‘Sacred’ single-family homes questioned

Dialogue delves into District of North Vancouver’s ‘missing middle’ housing options 

Cameron Maltby, a North Vancouver resident and home designer, says denser housing like his duplex can fit in with existing single-family neighbourhoods without hurting the area’s character. Maltby was part of a discussion questioning the role of the single-family home Wednesday. photo Mike Wakefield, North Shore News

The Lower Mainland is looking a little thin around the middle these days, at least as far as development is concerned.

That’s the word from a number of urban planners, home designers, developers and community volunteers who met at North Vancouver District Public Library’s Lynn Valley branch Wednesday evening to discuss the dearth of the “missing middle” – housing options that fall between the single-family home and the high-density towers in town centres.

The event was organized by Metro Conversations, a group co-founded by District of North Vancouver Coun. Mathew Bond and aimed at carrying the discussions about urban issues Vancouver is tackling out to the wider suburbs.

The focus of Tuesday’s discussion was “The Sacred Single Family Home: What are we trying to protect and why?”

“Many of the rules we’ve written over decades get in the way of a natural evolution of communities and we get caught up in the conflict between ideas of ‘We love this neighbourhood and what it represents’... and we fear what’s usually called the Yaletownization of neighbourhoods, which is code for a tower form of development,” said Neal LaMontagne, planner and adjunct professor at UBC and Langara College. “There’s a whole range in between.”

For a great many on the North Shore, the single-family home is a double-edged sword, said Krista Tulloch, a member of District of North Vancouver’s official community plan implementation committee and volunteer since 2009.

“The idea of single-family homes was something we heard was very, very dear as a core value for a large portion of our housing form but I also had the chance to hear from many people who were downsizing or wanting to move family members closer or keep their children on the North Shore who also expressed the need for some different types of housing forms,” she said.

According to data from the last census, single-family homes make up 52 per cent of all dwellings in the district.

About 29 per cent are considered “other” ground-oriented homes, which may include duplexes or rowhouses.
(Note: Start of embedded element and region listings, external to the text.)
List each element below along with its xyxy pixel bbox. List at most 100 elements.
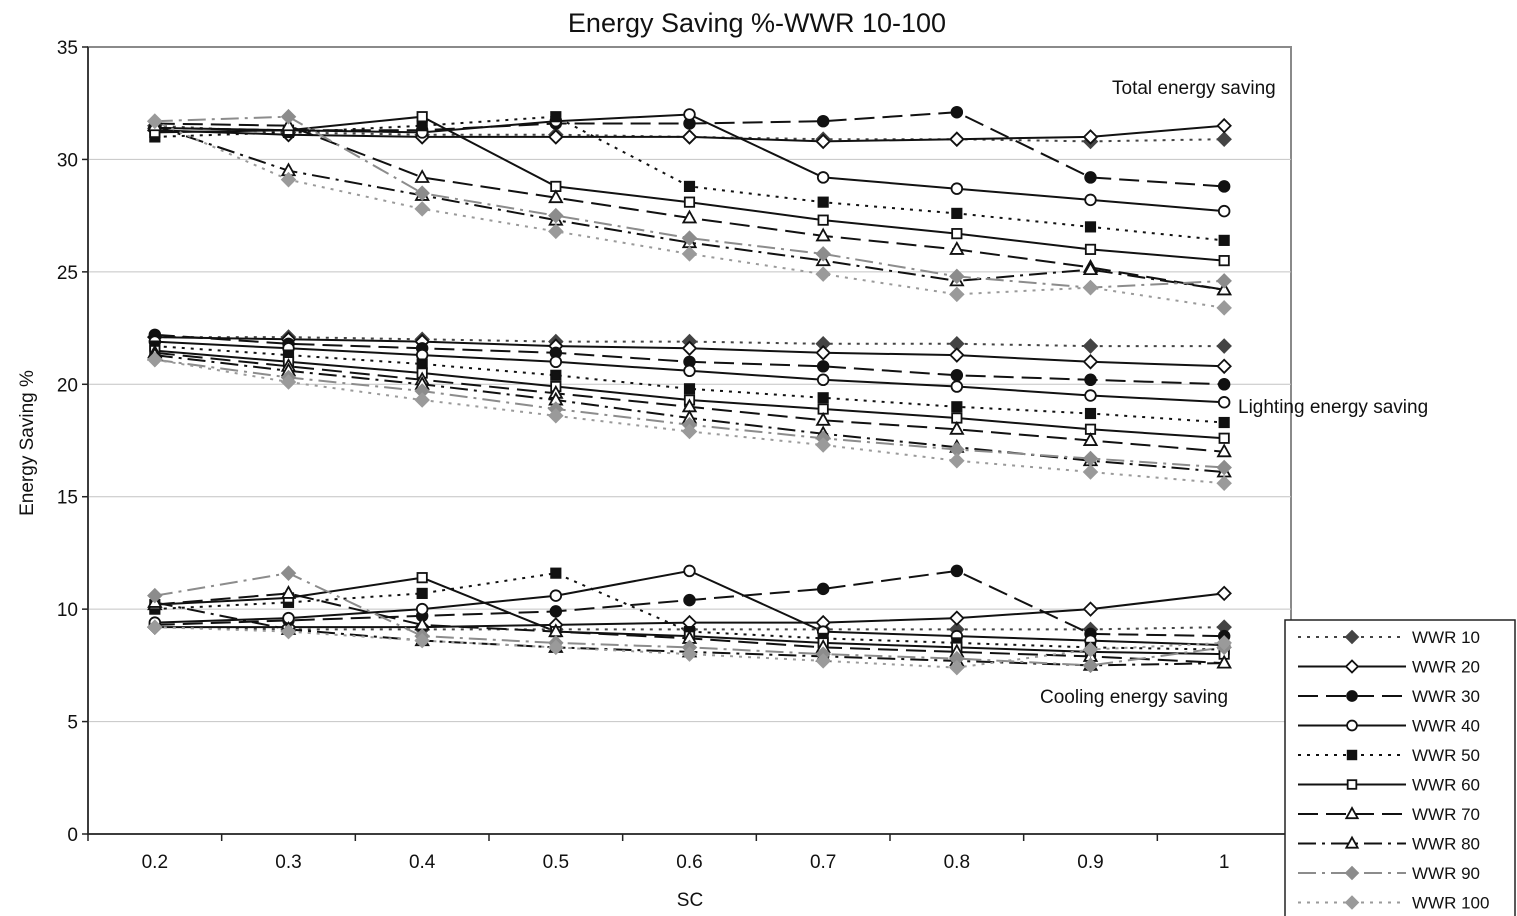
data-point-wwr-30-cooling (549, 605, 563, 618)
y-axis-label: Energy Saving % (17, 370, 38, 516)
data-point-wwr-20-lighting (681, 340, 698, 357)
data-point-wwr-60-total (817, 214, 829, 226)
tick-labels: 0 5 10 15 20 25 30 35 0.2 0.3 0.4 0.5 0.6 0.7 0.8 0.9 1 (57, 38, 1230, 873)
legend-marker-wwr-50 (1346, 749, 1358, 761)
x-tick-label: 1 (1219, 852, 1230, 873)
data-point-wwr-30-total (1217, 180, 1231, 193)
data-point-wwr-40-lighting (816, 373, 830, 387)
data-point-wwr-70-total (280, 117, 297, 132)
data-point-wwr-100-cooling (1082, 641, 1099, 658)
data-point-wwr-100-cooling (1216, 635, 1232, 651)
data-point-wwr-50-lighting (550, 369, 562, 381)
x-tick-label: 0.3 (275, 852, 301, 873)
data-point-wwr-50-lighting (1084, 407, 1097, 420)
data-point-wwr-100-cooling (147, 619, 163, 635)
data-point-wwr-100-lighting (414, 392, 430, 408)
data-point-wwr-100-total (147, 113, 163, 129)
legend-marker-wwr-60 (1346, 779, 1358, 790)
data-point-wwr-10-lighting (1216, 338, 1232, 354)
data-point-wwr-70-total (949, 241, 965, 255)
data-point-wwr-100-total (414, 201, 430, 217)
data-point-wwr-10-total (1216, 131, 1232, 147)
data-point-wwr-100-total (1216, 300, 1232, 316)
legend-label-wwr-10: WWR 10 (1412, 628, 1480, 647)
x-tick-label: 0.6 (676, 852, 702, 873)
data-point-wwr-100-lighting (815, 437, 831, 453)
data-point-wwr-100-cooling (815, 653, 831, 669)
data-point-wwr-50-total (817, 196, 829, 208)
data-point-wwr-70-cooling (280, 585, 297, 599)
annotation-lighting-energy-saving: Lighting energy saving (1238, 397, 1428, 418)
data-point-wwr-100-lighting (681, 423, 698, 440)
legend-marker-wwr-10 (1344, 629, 1360, 645)
data-point-wwr-70-lighting (1082, 432, 1099, 446)
series-line-wwr-90-cooling (154, 572, 1225, 667)
data-point-wwr-90-total (949, 268, 965, 285)
data-point-wwr-50-total (951, 207, 963, 219)
series-line-wwr-100-cooling (154, 626, 1225, 669)
data-point-wwr-40-lighting (950, 380, 964, 393)
data-point-wwr-90-total (414, 185, 430, 201)
series-line-wwr-10-cooling (154, 626, 1225, 631)
data-point-wwr-40-cooling (549, 589, 563, 602)
y-tick-label: 30 (57, 150, 78, 171)
data-point-wwr-90-cooling (1082, 657, 1099, 674)
data-point-wwr-100-lighting (147, 351, 163, 368)
data-point-wwr-70-lighting (949, 420, 965, 435)
data-point-wwr-30-lighting (1084, 373, 1097, 387)
legend-marker-wwr-40 (1346, 719, 1358, 732)
data-point-wwr-100-cooling (949, 659, 965, 676)
data-point-wwr-100-total (949, 286, 965, 303)
data-point-wwr-100-lighting (1082, 464, 1099, 480)
series-markers (147, 105, 1232, 676)
data-point-wwr-60-total (683, 196, 696, 208)
legend-label-wwr-90: WWR 90 (1412, 864, 1480, 883)
data-point-wwr-90-cooling (280, 565, 297, 581)
series-line-wwr-80-total (154, 124, 1225, 291)
data-point-wwr-100-total (280, 171, 297, 188)
data-point-wwr-100-cooling (280, 623, 297, 640)
data-point-wwr-100-cooling (414, 632, 430, 649)
data-point-wwr-40-total (950, 182, 964, 195)
data-point-wwr-70-lighting (1216, 443, 1232, 458)
axes (82, 46, 1292, 841)
data-point-wwr-70-lighting (815, 411, 831, 426)
data-point-wwr-100-total (1082, 279, 1099, 296)
series-line-wwr-100-lighting (154, 358, 1225, 485)
data-point-wwr-20-total (815, 133, 831, 150)
series-line-wwr-100-total (154, 120, 1225, 309)
data-point-wwr-20-lighting (1082, 354, 1099, 370)
x-tick-label: 0.9 (1077, 852, 1103, 873)
y-tick-label: 15 (57, 488, 78, 509)
data-point-wwr-20-cooling (949, 610, 965, 626)
data-point-wwr-100-cooling (681, 646, 698, 662)
legend-label-wwr-40: WWR 40 (1412, 717, 1480, 736)
data-point-wwr-100-lighting (280, 374, 297, 390)
data-point-wwr-30-total (1084, 171, 1097, 184)
data-point-wwr-30-cooling (816, 582, 830, 596)
data-point-wwr-40-lighting (683, 364, 696, 378)
series-line-wwr-50-lighting (154, 345, 1225, 424)
legend-label-wwr-30: WWR 30 (1412, 687, 1480, 706)
data-point-wwr-60-cooling (416, 572, 428, 584)
data-point-wwr-20-cooling (1082, 601, 1099, 617)
data-point-wwr-40-cooling (415, 602, 429, 616)
plot-background (87, 46, 1292, 835)
x-tick-label: 0.7 (810, 852, 836, 873)
data-point-wwr-50-total (550, 111, 562, 123)
chart-title: Energy Saving %-WWR 10-100 (568, 8, 946, 38)
data-point-wwr-100-lighting (949, 452, 965, 469)
data-point-wwr-50-total (683, 180, 696, 192)
data-point-wwr-60-total (1218, 255, 1230, 267)
data-point-wwr-30-lighting (816, 360, 830, 373)
data-point-wwr-50-total (1084, 221, 1097, 233)
data-point-wwr-60-total (1084, 243, 1097, 255)
y-tick-label: 20 (57, 375, 78, 396)
data-point-wwr-50-cooling (416, 587, 428, 599)
annotation-cooling-energy-saving: Cooling energy saving (1040, 687, 1228, 708)
data-point-wwr-70-total (414, 169, 430, 183)
series-line-wwr-10-total (154, 124, 1225, 143)
data-point-wwr-90-cooling (147, 587, 163, 604)
x-tick-label: 0.2 (142, 852, 168, 873)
Only six per cent of dwellings in the district are in apartments of more than five storeys.

Cameron Maltby, a designer who specializes in those types of homes, said one of the greatest hurdles for property owners to clear isn’t so much the community worried about the character of their neighbourhood but, rather, getting bureaucrats to get over the “stigma” that comes for anything but single-family homes. Maltby lives in a duplex he designed on 23rd Street, near Lonsdale, to accommodate his family as well as his parents and one rental unit.

“(It) fits within the street and the neighbourhood quite nicely. I think the scale is no different than any of the other single-family houses in the neighbourhood,” he said, noting that most new homes are much, much larger and contain only one family.

The sentiment was echoed by Michael Geller, an architect and developer.

“Most builders will build that single-family house and sell it for $3.5 million rather than go through the aggravation and heartache to build something that’s more creative and perhaps much more needed,” he said.

Those types of projects should be fast-tracked for approval, Geller added.

Talk of infill or “gentle density” invariably brings up the worries about more cars and traffic, already sore points on the North Shore. But, Tulloch said that line of thought may be counterproductive as forcing people to choose between the extremes of small units in condo towers and detached homes just drives them – literally – out of the community.

“The challenge is there is nowhere to grow. Our population mix has shifted and folks are forced out of the community when they have that first or second child and they can no longer make a go of it in a one-bedroom apartment,” she said. “Many of those people who are now driving are people who tried to establish themselves here and in fact have jobs here, like teachers or firefighters or architects.”

But with large single-family lots selling for $1.5 million, land costs alone mean that adding more of the missing middle won’t be the silver bullet to solve the Lower Mainland’s affordability crisis, the panel members agreed.

“We’re obviously not talking about affordability that caters to my daughter and her friends who are earning $50,000 or $60,000 or less,” Geller said. “This isn’t going to create the true, deep affordability that we so desperately need in the region.”

Following the meeting, Bond agreed and said government funding will be needed to create true affordability housing. But, he added, diversifying the housing stock is still a laudable goal.

“I’m not an economist but, in Vancouver, the opinion is no, you can’t build your way to affordability. But that doesn’t mean that doing nothing is going to make things any better either. I think you can give some options to people and let families like mine make a choice,” he said.

Beyond a failure to include enough variety of housing, Bond said the district’s OCP’s “hard lines” concentrating density in town centres may also have the unintended consequence of putting residents’ older, more affordable purpose-built rental buildings at risk of demoviction.

“If people are worried about those things and what we’re doing right now isn’t solving them, then we need to look at different solutions. That’s what this conversation is about,” he said.